The next couple of days I spent beating myself senseless about the whole thing. Not one person doubted my decision, except me.

Then, yesterday morning, I woke up and realized something very important.

I am an adult.

There are people and pets and things for which I have responsibility for now, and I am competent enough to make tough decisions. Tippy was my dog, and I was responsible for him, his health, his safety, and most importantly in this case, the safety of those around him. Lovely is going to be my stepdaughter. Not only was she not safe, she didn't feel safe, and there was no way I was going to let her be afraid to come in her own home. Plus, if he would bite her, a little girl that he loved, he would bite anyone. This erratic behavior doesn't exist in a healthy dog.
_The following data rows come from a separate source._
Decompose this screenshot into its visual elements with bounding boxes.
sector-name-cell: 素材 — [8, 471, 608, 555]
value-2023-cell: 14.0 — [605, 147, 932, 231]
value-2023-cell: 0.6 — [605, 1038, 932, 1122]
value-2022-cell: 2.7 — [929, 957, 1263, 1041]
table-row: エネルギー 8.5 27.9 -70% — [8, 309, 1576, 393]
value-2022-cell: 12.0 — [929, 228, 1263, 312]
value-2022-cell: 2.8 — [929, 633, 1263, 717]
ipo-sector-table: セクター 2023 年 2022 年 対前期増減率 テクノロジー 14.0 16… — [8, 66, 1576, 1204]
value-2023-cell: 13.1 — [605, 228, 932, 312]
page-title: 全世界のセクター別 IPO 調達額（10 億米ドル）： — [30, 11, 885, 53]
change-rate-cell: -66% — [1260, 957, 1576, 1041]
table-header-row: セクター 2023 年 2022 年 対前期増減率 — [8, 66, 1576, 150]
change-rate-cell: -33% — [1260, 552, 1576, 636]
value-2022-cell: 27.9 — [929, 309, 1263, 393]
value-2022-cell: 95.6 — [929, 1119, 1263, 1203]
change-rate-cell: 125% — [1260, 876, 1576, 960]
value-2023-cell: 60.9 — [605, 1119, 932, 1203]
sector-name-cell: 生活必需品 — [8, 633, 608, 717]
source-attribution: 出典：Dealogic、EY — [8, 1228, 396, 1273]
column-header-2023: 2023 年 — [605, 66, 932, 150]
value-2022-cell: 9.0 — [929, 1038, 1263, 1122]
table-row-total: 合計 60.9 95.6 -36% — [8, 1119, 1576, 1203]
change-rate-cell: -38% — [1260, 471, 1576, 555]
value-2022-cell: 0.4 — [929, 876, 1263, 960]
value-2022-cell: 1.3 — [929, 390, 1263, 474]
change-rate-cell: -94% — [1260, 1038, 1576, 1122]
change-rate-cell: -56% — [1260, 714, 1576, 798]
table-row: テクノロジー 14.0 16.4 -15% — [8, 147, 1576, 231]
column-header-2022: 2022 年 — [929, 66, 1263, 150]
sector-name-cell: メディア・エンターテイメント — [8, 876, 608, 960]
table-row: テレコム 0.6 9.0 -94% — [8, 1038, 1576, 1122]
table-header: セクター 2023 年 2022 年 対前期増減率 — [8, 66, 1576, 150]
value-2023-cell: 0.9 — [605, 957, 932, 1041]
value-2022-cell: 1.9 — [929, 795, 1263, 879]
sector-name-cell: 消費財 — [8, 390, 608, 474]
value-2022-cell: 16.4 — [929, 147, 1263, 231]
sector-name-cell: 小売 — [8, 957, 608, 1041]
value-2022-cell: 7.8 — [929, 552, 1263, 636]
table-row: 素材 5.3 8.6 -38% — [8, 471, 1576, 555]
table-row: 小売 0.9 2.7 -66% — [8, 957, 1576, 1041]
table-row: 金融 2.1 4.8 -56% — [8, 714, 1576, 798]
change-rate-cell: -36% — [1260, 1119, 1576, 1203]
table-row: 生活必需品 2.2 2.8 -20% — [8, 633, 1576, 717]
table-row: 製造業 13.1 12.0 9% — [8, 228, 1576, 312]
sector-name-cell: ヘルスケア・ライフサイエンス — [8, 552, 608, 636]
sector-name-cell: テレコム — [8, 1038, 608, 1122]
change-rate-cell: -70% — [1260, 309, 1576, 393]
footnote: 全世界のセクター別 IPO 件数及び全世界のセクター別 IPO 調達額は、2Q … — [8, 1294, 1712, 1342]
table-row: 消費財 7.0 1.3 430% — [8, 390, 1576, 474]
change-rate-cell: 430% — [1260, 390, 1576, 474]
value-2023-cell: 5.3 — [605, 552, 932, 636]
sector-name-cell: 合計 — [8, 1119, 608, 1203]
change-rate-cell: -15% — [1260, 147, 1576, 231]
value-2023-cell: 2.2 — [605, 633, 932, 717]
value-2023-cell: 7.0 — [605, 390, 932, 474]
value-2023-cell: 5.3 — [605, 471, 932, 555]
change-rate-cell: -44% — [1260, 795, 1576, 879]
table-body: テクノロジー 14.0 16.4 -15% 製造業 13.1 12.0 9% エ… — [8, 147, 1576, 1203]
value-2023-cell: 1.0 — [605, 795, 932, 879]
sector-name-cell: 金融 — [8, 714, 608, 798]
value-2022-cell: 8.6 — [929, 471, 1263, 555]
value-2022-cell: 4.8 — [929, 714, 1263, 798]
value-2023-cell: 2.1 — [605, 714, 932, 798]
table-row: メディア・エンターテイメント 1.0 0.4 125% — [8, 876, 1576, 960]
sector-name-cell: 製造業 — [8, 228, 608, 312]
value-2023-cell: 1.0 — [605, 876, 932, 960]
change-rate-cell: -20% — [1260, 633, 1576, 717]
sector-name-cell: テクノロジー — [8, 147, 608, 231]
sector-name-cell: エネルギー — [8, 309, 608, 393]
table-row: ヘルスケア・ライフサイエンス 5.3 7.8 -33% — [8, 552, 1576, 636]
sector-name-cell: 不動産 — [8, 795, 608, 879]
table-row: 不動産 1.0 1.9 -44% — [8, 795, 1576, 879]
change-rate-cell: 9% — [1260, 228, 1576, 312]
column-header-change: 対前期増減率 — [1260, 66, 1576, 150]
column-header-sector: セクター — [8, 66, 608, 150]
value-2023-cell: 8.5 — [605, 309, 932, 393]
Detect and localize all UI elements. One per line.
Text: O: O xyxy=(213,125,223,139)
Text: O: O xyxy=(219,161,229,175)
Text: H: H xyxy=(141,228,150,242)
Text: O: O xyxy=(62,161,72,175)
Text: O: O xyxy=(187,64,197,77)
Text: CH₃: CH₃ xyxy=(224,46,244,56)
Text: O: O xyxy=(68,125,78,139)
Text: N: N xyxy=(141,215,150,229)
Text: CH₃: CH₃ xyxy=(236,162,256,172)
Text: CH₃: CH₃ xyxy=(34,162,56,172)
There was something wrong with my Tippy Tail, and even though I will never know what it was, I am confidant that I made the right decision.

That doesn't mean that I don't miss him. We all miss him. I miss his cold nose in the mornings, the way he would throw his head back and give a hearty, "Roo, roo!" when it was time to go outside. I miss him laying by my feet and looking up at me with those huge brownish red eyes that perfectly matched his brownish red spots.

Tippy was a great dog who had come a long way in his life as a pet. I loved him very much, all the way to the end.